Bu durumu telafi edebilmek, karşılayabilmek için Ka sesi işareti önüne gelen a işaretine külah giydirerek ka sesini ke sesi yaptığımızı var saydık. Fena halde yanıldık. Başı ağrıyan ka sesi ama biz onu baş ağrısından kurtarıp ke sesi haline getirmek için a harfine ilaç verdik, tedavi uyguladık. Hadi biraz düşününüz.
Xxxx
Zekea beynin faaliyeti olan akılın coşkunluk halidir. Beyin, faaliyetini sessiz sakin sürdürür genel olarak. Ona aklı selim denilir. Bir de bu faaliyetin hız kazandığı, akılın coşkunlaştığı, daha önce bilinmeyenleri keşfettiği anlar var. Hayatta karşılaşılan güçlükler akılla giderilir, çözülür. Ama bir de herkesten hızlı, herkesten farklı çözümler üretildiği olur. İşte o an akıldan çok akılın coşkulu hali zekea faaliyettedir. Hayatın içinde kimi zaman, kimi insanlar buluş yaparlar. Yaratılmış ama insanlar tarafından bilinmeyen bir çözüm, bir alet bulunur. Buluş yapılır. O buluşu hayata geçirecek alet yapılır. Aletin yapılması akılla olur ama o aletin buluşu zekea ile olur. Akılla zekea arasında böyle bir fark algılamaktayım. Kurnazlık ne derseniz, o da coşku halindeki akılın, yani zekeanın bireysel çıkarlara kullanılmasıdır.
Xxxx
Hayatta, toplum içinde, sokakta, faaliyet alanlarında, eğitim ve iş hayatında herkes aynı başarıyı göstermez. Eğitimde başarılı olan, iş hayatında başarısız olabilir. Sokakta başarılı olan evinde başarılı olmayabilir. Öğrenmekte başarılı olan, öğretmekte başarısız olabilir. İnsanlarla uyum sağlamakta başarılı olan insan, insanları etkilemekte başarılı olan insan toplumda genel bir yanılgıyla akıllı insan, zeki insan kabul edilir.
Bu doğru değil.
İnsanın her alanda başarılı olamaması hesaba katılarak zekeaya çeşitli ayrımlar getirilmiş, duygusal zekea, toplumsal zekea, soyut zekea, sayısal zekea gibi daha bir yığın çeşitleme ile her insana ‘sen de şu alanda zekisin’ denilmenin çaresi icat edilmiş.

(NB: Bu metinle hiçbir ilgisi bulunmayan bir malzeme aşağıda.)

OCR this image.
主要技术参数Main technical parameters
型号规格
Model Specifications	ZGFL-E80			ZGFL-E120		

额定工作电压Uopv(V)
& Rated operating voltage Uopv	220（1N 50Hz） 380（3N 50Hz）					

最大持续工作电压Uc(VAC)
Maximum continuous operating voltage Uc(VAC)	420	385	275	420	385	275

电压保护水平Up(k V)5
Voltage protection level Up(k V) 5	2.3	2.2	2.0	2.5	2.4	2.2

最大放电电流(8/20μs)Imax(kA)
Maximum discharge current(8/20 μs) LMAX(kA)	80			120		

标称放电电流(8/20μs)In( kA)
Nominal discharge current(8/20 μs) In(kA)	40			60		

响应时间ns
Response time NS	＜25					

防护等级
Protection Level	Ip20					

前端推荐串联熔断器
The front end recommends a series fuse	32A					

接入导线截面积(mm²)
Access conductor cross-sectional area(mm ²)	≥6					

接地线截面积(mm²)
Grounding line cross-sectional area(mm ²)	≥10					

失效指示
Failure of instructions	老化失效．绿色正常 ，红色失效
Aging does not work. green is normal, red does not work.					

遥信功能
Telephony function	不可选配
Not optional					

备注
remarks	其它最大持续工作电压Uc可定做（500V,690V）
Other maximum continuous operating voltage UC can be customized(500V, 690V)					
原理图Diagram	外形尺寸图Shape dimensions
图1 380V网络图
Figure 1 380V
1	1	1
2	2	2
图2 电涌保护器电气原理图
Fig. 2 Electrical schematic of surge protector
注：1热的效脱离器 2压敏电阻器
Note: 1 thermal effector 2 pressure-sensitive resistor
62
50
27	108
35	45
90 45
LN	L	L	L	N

Orta zekea öbeğinde olan insanlar toplum hayatında başarılı olurlar.
Xxxx
Zekea niteliği 90-110 birim olanlar orta zekea öbeğini oluşturur ve toplum hayatında, iş hayatında, memurlukta uyum içinde çalışırlar. 110-120 birim zekea niteliği olan insanlar yönetici sınıfta yer alırlar.
120 ve daha yukarı birim nitelikte zeki olanlar, akıllı olanların işi zordur. Onlar herkesten farklı algılar, herkesin baktığı pencereden bir bakıp geçer ve kendi pencerelerinden seyrederler.
Bunlar uyumsuzdurlar. Başka insanlarla anlaşamazlar. Ortak paydaları azdır. Arkadaşları yoktur, eve ya da içlerine kapanırlar. Toplum hayatının hiçbir yerinde de başarılı olamazlar. Çünki kimseyle işbirliği yapma konusunda olumlu tavırlar ortaya koyamazlar.
Bu yüzden toplum hayatının sevk ve yönetiminde her hangi bir alanda görev alanlar orta zekea niteliğine sahiptirler.
Xxxx
Devletimiz de bunu bildiğinden liseye gidecek öğrencileri seçerek alıyor. Bir yeteneği olanlar meslek liselerine gidiyorlar. Her hangi bir alanda yeteneği olmayan öğrencileri de düz liselere alıyor devlet. Düz liseye giden öğrenciler üniversiteye giderek, mimar, mühendis, hukukçu, hekim oluyor sonra da siyasete atılıp toplumu yönetmeye talip oluyorlar. Böylece devlet nizamı da orta zekealılar için çalışıyor.